Latency: in the noise

Both surfaces are HTTP. MCP rides on stdio, SSE, or streamable HTTP; all three terminate at the same generation pipeline. The wire-level overhead is one extra envelope per call, sub-millisecond. The model itself can spend a second or two reasoning before issuing a tool call, which dwarfs anything either protocol adds.

Where the experience diverges is perceived latency. REST polling at one-second intervals returns the URL on a one-second granularity. MCP progress notifications arrive when the server sends them, typically every few hundred milliseconds while the image renders. Same total time, smoother feedback.

The hidden cost on the REST side is the polling itself. A 12-second image render at one-second intervals burns 12 round trips that mostly return running. None of those count against rate limits in any meaningful way, but they do count against your egress and your patience when you scale to thousands of concurrent jobs. MCP folds all of that into one open stream.

Resources: URIs the model fetches on demand

Generated images, videos, and audio are megabytes. You do not want them in the model's context. MCP has a first-class resources concept: the server returns a URI like agentframer://generations/abc/image.png, the host caches it, and the model only fetches the bytes when it needs them (for example, to reason about the result or hand it to another tool). REST can mimic this by returning a signed URL, but the discipline is on the client; with MCP it is on the protocol.

The same mechanism makes list_recent_generations cheap. Calling it returns metadata and resource URIs, not pixel data. The model can browse a workspace's history, pick the right asset by prompt or timestamp, and only pull bytes when it has decided to act on one. A REST equivalent forces the client to either over-fetch or reimplement that two-stage pattern by hand.

When MCP is overkill

MCP exists because models call tools differently than humans do. If no model is in the loop, you do not need it. Picking MCP for a non-agentic workload buys you a stateful session, an OAuth dance, and a transport abstraction in exchange for nothing.

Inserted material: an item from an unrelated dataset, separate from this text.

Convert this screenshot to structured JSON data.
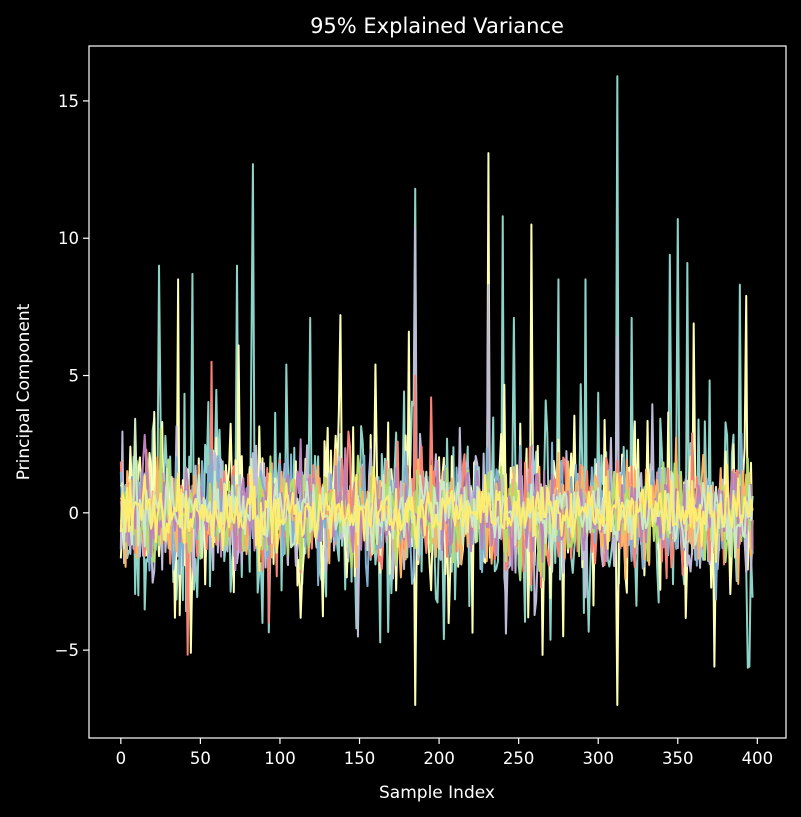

CI jobs. A GitHub Action that renders preview thumbnails on every PR has a known input, a known output, and no agent. POST and poll. Done.
Batch backends. Generating 50,000 product images from a CSV is a queue worker problem. REST scales horizontally with idempotency keys. MCP adds a stateful session you do not need.
Webhooks and triggers. When a row lands in your database and you generate an asset for it, the caller is your application code. Use REST.
Anything with a fixed prompt template. If the prompt is built deterministically from data, the schema discovery and tool selection that MCP buys you are wasted. A typed REST client is simpler to reason about and easier to monitor.

Mixed-mode is the real answer

Most teams running AgentFramer in production use both. Backend services hit REST for cron, batch, and webhook work. Designers and engineers in Claude Code, Cursor, or Claude Desktop hit MCP for ad hoc generation, iteration, and review. They share the same workspace, the same credit pool, and the same storage bucket; only the wire format differs.

Concretely: your nightly job that re-renders product hero images runs over REST with a service-account key scoped to one workspace. Your marketing team's editor uses MCP with OAuth, picks up the same credits, and can hand finished assets back to the same storage URLs the cron job reads from. No duplication.

The transport you pick on the MCP side depends on where the host runs. Local hosts like Claude Desktop and Cursor speak stdio to a process they spawn. Remote hosts and web UIs use SSE or streamable HTTP against the hosted server. AgentFramer ships all three; the tool surface is the same on each. The full catalog of models you can call through either protocol lives on the models page.

How to pick, in one paragraph

If the caller is a model running inside a host the user trusts, use MCP. If the caller is your own code running on your own infrastructure, use REST. If both, run both: AgentFramer is built for that. Start with the quick start, wire whichever surface fits the call site, and keep the other one in your back pocket for when the requirement flips.